Clinical Intake Coordinator RN I - Temporary

KHSBakersfield, CA
Onsite

About The Position

This is a full-time temporary position where the RN Clinical Intake Coordinator is responsible for supporting the clinical Utilization Management activities for KHS members. The role involves conducting medical necessity reviews of referral requests for services such as DME, outpatient therapies, and prior authorizations for outpatient procedures and prospective inpatient stays. The coordinator will utilize Milliman Care Guidelines and Medi-cal criteria for decision-making and refer cases to the KHS Medical Director when criteria are not met.
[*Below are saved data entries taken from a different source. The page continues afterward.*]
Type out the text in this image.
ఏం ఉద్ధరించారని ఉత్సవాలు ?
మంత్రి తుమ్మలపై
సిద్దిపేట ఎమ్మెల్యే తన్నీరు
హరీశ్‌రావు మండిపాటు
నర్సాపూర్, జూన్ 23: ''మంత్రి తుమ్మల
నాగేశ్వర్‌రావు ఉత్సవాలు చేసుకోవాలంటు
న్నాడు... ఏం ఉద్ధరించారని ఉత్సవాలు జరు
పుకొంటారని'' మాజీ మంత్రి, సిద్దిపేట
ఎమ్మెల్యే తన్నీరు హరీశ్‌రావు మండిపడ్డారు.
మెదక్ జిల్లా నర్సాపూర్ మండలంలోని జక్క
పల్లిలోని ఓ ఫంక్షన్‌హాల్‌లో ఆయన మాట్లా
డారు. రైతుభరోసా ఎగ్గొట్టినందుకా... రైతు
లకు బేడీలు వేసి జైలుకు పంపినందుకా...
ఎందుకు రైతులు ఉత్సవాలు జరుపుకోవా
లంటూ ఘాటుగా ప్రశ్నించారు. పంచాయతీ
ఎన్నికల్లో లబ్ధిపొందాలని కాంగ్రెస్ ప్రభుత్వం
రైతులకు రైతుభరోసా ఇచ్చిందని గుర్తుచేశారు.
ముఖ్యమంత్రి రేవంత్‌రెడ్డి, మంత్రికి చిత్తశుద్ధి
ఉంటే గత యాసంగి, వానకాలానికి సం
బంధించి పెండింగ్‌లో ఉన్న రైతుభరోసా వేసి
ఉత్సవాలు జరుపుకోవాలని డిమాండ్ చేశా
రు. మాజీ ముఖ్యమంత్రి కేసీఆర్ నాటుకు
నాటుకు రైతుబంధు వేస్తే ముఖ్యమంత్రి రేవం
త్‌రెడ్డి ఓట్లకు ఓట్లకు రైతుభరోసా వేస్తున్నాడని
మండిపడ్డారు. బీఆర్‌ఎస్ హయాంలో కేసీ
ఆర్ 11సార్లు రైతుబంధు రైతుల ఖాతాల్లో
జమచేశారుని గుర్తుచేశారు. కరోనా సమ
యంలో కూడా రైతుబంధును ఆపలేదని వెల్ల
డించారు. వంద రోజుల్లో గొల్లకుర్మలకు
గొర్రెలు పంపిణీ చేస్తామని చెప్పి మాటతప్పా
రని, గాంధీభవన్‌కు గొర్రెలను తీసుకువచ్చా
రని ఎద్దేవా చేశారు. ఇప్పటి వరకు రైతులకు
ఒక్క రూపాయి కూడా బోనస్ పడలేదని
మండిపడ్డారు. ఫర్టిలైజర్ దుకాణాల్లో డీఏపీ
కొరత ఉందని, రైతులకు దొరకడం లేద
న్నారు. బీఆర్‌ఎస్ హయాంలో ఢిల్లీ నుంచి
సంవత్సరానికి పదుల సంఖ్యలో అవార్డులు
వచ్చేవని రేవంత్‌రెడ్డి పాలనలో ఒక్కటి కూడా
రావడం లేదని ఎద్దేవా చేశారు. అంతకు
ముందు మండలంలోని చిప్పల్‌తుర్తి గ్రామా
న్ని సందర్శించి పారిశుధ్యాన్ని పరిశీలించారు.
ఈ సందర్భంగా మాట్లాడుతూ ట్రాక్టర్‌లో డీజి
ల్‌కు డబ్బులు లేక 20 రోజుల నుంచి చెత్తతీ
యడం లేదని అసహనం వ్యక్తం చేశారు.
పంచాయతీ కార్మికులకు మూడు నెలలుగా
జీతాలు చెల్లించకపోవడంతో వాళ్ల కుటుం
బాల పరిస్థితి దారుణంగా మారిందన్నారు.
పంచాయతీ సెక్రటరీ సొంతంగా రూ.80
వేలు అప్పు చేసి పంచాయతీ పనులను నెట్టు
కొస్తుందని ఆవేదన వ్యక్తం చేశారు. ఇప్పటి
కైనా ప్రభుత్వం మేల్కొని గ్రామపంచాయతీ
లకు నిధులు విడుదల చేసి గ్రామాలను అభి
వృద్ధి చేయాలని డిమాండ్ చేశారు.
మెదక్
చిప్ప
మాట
This role also serves as a clinical resource for Non-Clinical Intake Coordinators, providing expertise on criteria, benefits interpretation, and clinical guidance.

Requirements

  • Registered Nurse (RN) with an active, current, unrestricted CA license.
  • Minimum of two years (2) full-time clinical experience in acute care, community health setting, public health nursing or chronic disease management required.

Nice To Haves

  • Experience with MCG Health LLC clinical guidelines and Medi-CAL coverage preferred.
  • Experience working in case management or care coordination is a plus.
  • Knowledge of Kern County Community resources for seniors and people with disabilities is a plus.

Responsibilities

  • Performs review of requested outpatient and elective, prospective inpatient medical services.
  • Under the direction of the UM Outpatient Clinical Supervisor coordinates and refers KHS members for services which are carved out of KHS medical coverage.
  • Assists in the authorization and processing of automatic referral requests.
  • Responsible for written and verbal communication with contract providers and internal KHS staff to promote timely coordination of care and dissemination of KHS policies and procedures.
  • Collaborates with the KHS Member Service Department and the Provider Relations Department regarding quality of care and other grievance issues to facilitate timely problem resolutions.
  • Utilizes clinical guidelines as well as Medi-Cal criteria to review DME, home care, and outpatient service requests for medical necessity and benefit coverage while processing referral request.
  • Identifies and refers cases for quality of care, coordination of benefits, and third-party liability issues as appropriate.
  • Maintains knowledge of covered benefits for all programs.
  • Identifies and refers cases appropriate for various internal programs. Shares information as necessary with appropriate Population Health Management team: Case Management, Transitions of Care, Major Organ Transplant and Community Support Services including but not limited to Extended Care Management.
  • Identifies authorization issues and brings those requiring attention to the UM Outpatient Clinical Supervisor.
  • Reviews requests for non-par services and coordinates these with input from the Medical Director based on par provider availability in the member’s geographic area.
  • Selects, formats, proofreads and prints appropriate member and provider denial letters prior to mailing.
  • Determines medical appropriateness and necessity of care using established criteria within mandated turnaround times.
  • Appropriately refers cases that do not meet medical necessity to the Medical Director.
  • Keeps current with California Children’s Services benefits and guidelines for coordination of services.
  • Other duties as determined based on Department needs.